Alert Testing with amtool

# Install amtool
go install github.com/prometheus/alertmanager/cmd/amtool@latest

# Test routing — see which receiver an alert would go to
amtool --alertmanager.url http://localhost:9093 config routes test   --verify.receivers=pagerduty-critical   severity=critical service=api

# Check current alerts
amtool alert query

# Silence an alert during maintenance
amtool silence add   alertname=~".*"   environment=production   --duration=2h   --comment="Scheduled maintenance window - DB upgrade"

# List active silences
amtool silence query

# Expire a silence early
amtool silence expire SILENCE_ID

# Validate alertmanager config
amtool check-config /etc/alertmanager/alertmanager.yml

Alert Runbook Template

# Alert: HighErrorRate

## Summary
API error rate exceeds 1% for more than 5 minutes.

## Impact
Users may be experiencing failures.
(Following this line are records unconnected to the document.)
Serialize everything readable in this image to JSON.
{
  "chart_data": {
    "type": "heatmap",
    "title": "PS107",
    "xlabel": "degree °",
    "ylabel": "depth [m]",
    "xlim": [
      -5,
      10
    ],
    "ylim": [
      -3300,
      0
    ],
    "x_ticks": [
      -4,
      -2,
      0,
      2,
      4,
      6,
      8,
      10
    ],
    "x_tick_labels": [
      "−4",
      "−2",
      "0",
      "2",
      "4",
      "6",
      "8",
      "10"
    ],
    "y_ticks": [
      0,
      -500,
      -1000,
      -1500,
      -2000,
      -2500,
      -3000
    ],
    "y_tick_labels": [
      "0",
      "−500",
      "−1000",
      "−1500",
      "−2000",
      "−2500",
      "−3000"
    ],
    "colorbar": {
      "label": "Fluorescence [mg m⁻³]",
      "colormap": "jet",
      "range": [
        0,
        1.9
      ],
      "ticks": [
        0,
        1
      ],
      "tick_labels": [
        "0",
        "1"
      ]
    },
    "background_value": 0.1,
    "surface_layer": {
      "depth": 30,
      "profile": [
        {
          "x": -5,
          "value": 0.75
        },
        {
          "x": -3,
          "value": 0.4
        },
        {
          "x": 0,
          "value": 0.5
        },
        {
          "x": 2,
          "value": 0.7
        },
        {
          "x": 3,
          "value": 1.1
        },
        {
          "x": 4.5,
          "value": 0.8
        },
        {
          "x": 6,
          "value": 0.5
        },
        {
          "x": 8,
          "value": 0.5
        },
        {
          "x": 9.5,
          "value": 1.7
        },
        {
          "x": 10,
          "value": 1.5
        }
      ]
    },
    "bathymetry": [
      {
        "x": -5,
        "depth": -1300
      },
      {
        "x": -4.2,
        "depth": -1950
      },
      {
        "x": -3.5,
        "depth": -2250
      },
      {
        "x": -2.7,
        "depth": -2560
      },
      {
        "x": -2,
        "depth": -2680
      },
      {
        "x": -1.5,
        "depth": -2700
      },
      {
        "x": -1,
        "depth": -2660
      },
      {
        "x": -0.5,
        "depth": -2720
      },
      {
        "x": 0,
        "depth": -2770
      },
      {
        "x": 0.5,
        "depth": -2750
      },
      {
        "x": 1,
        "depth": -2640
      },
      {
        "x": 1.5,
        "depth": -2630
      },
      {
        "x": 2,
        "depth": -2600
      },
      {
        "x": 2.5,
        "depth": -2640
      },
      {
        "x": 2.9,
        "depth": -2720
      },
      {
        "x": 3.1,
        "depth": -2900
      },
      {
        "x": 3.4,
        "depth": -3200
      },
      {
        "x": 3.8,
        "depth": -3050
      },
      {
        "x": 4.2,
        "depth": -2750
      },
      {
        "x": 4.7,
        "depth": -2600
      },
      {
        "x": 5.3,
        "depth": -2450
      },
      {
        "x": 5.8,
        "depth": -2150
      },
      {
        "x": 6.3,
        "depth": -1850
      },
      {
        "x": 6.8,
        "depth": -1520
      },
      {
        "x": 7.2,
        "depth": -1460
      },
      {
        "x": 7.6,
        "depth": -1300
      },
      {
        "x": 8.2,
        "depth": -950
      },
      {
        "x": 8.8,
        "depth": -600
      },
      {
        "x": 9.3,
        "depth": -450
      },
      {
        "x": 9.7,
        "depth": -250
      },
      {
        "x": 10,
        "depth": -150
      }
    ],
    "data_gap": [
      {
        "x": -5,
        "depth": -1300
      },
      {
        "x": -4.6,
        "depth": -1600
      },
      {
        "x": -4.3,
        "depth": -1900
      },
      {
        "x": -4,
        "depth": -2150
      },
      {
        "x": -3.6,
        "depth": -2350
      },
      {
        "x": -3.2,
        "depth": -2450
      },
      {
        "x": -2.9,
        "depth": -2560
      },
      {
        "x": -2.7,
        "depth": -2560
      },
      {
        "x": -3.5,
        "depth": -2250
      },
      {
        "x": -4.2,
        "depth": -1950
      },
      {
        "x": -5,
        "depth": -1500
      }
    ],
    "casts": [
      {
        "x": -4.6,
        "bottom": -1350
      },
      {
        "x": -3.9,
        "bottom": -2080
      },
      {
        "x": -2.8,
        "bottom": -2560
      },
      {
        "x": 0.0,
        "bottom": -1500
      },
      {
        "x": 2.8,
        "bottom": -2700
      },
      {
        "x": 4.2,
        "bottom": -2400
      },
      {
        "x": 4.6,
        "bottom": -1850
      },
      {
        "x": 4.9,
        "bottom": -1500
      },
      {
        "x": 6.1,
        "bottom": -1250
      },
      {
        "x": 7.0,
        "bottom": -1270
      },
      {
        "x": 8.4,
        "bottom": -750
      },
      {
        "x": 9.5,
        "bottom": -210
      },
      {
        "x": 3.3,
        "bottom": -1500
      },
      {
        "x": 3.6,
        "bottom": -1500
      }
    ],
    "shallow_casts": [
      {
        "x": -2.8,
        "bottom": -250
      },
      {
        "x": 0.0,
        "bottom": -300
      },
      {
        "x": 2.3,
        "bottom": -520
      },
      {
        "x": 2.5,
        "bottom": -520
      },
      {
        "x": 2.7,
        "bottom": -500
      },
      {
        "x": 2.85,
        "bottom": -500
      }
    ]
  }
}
Check error rate and affected endpoints.

## Severity
Critical — Page on-call immediately

## Diagnosis Steps

### 1. Check which endpoints are failing
Open dashboard: [API Error Dashboard](https://grafana.company.com/d/api-errors)
Or run:
```
sum(rate(http_requests_total{code=~"5.."}[5m])) by (path, method) | sort desc | head 10
```

### 2. Check application logs
```bash
kubectl logs -n production -l app=api --tail=100 | grep ERROR
# Or in Grafana Explore with Loki:
# {app="api"} |= "error" | level = "error"
```

### 3. Check dependencies
- Database: [DB Dashboard](https://grafana.company.com/d/postgres)
- Redis: [Redis Dashboard](https://grafana.company.com/d/redis)
- External APIs: Check circuit breaker status

### 4. Common causes and fixes
| Cause | Symptoms | Fix |
|-------|----------|-----|
| DB connection pool exhausted | High query wait time | Restart app pods, check pool config |
| Memory leak | Rising memory + OOM kills | Rolling restart |
| Upstream API down | Circuit breaker open | Wait for upstream, manual fallback |
| Bad deploy | Errors started after deploy | Rollback: `kubectl rollout undo deployment/api` |

## Escalation
1. Acknowledge within 10 minutes
2. Update #incidents Slack channel
3. If unable to resolve in 30 minutes, escalate to team lead

Conclusion

Great alerting is about ruthless prioritization. Start by auditing every existing alert: delete anything that's been silenced for 30+ days. Convert static threshold alerts to SLO-based burn rate alerts. Add runbook links to every alert. Route critical alerts to PagerDuty, warnings to Slack.

The goal is zero 3am pages for issues that can wait until morning, and instant notification for the small set of issues that genuinely require immediate action. When your on-call engineers trust that every page is actionable, they respond faster, resolve faster, and don't burn out.